Я мертвые энергии использовать прямо сейчас не мог. Однако подозревал, что в будущем смогу. И для этого окажется достаточно даже не каким-то необходимым навыком Велиара овладеть, — его среди разбросанных в моем сознании «кладов» могло не оказаться. Весьма вероятно, что мне просто следует набрать некую критическую массу способностей падшего ангела. Кто-кто, а он с мертвыми энергиями точно на «ты».
Этим я и собирался заниматься, пока Варми с гвардейцами косит мечами окрестные луга и страдает прочей фигней, которой я ему страдать рекомендовал. Воспользуюсь периодом вынужденного бездействия и с головой уйду в медитацию.
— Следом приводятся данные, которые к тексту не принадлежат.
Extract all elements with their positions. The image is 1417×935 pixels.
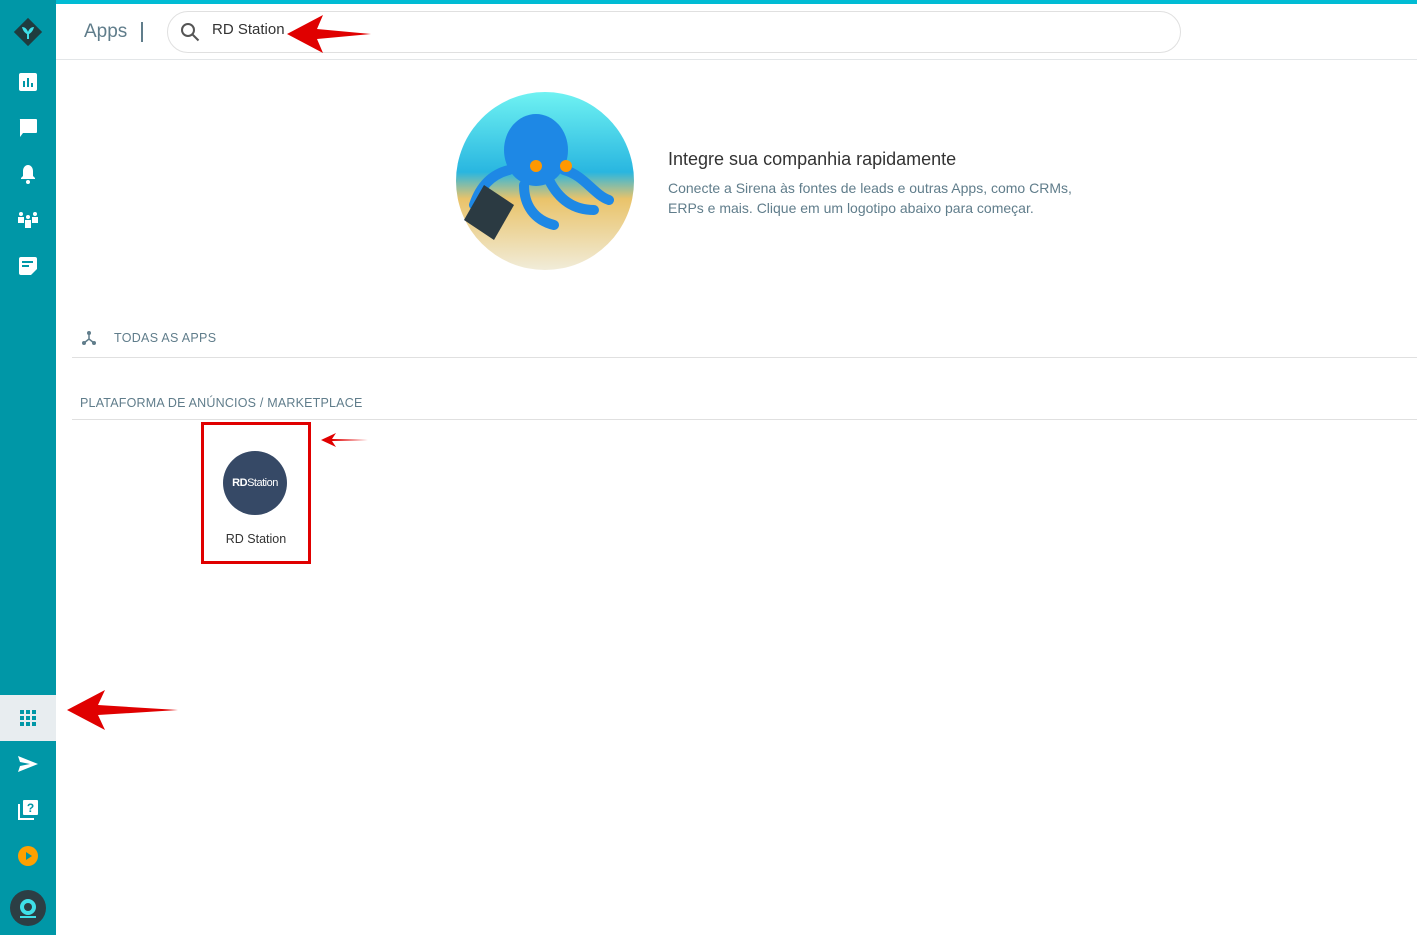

Поднявшись в свои покои — да, блин, пора уже считать их своими! — я зажег свечи в канделябре на письменном столе в кабинете, чтобы было какое-то дежурное освещение, запер двери и удобно устроился в кресле. При казнях я присутствовать не собирался: обойдутся там и без меня. Победы интересны, а вражьи смерти — нет. Потому что они закономерны. Как закономерной будет и моя смерть в случае проигрыша.
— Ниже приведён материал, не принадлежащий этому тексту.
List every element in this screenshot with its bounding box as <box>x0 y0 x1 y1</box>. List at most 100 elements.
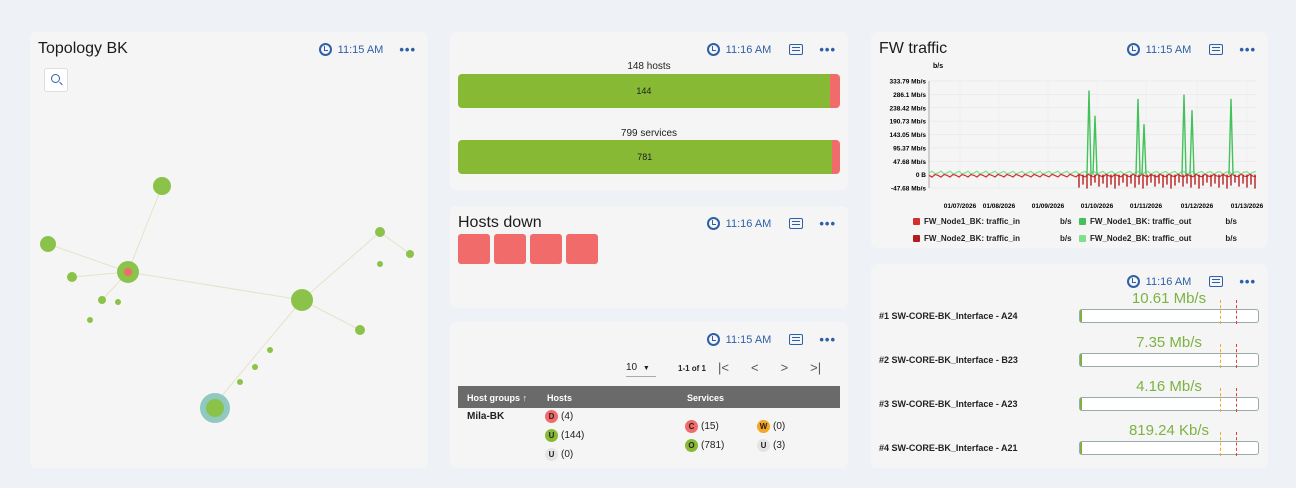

В исследованиях собственного внутреннего мира я продвинулся пока недалеко: прошел лишь две трети первой долины. Осторожничал все, и не хотелось возвращаться назад, если что упущу. Но теперь пора ускорить практику. Давно понятно, как себя вести, чтобы не проскочить мимо «кладов». Ни один из них не лежит тихо, не ведет себя скромно. Не стесняться с расспросами надо, где и чего случилось необычного. Оправдывающую мое любопытство историю я придумал, хотя, возможно, в ней и нужды особой не было: озвучить ее пока не пришлось ни разу. У всякого встречного я неизменно вызывал доверие, как у того кабачника, с которым состоялся первый разговор. Вот бы и в Срединном Пространстве так было! Со своей репутацией преступника, а теперь еще статусом трижды проклятого, я отлично чувствовал себя на Разбойничьем тракте и вообще в Гинкмаре, общаясь в основном с другими преступниками, такими же трижды проклятыми, и просто проклятыми вроде Айка и Торна. Вне Гинкмара или скрывался под личиной, или сидел в тюрьме. А в будущих странствиях, окажись я в цивилизованных землях, испорченная бандитством и прочими непотребными деяниями репа могла повлиять на контакты с респектабельными смертными не лучшим образом. Обнадеживало лишь то, что и к попавшим под проклятие, и к разумным вне закона, представители всех рас относились в общем и целом терпимо. Лишь бы ты конкретно им не вредил, конкретно для них не представлял угрозы.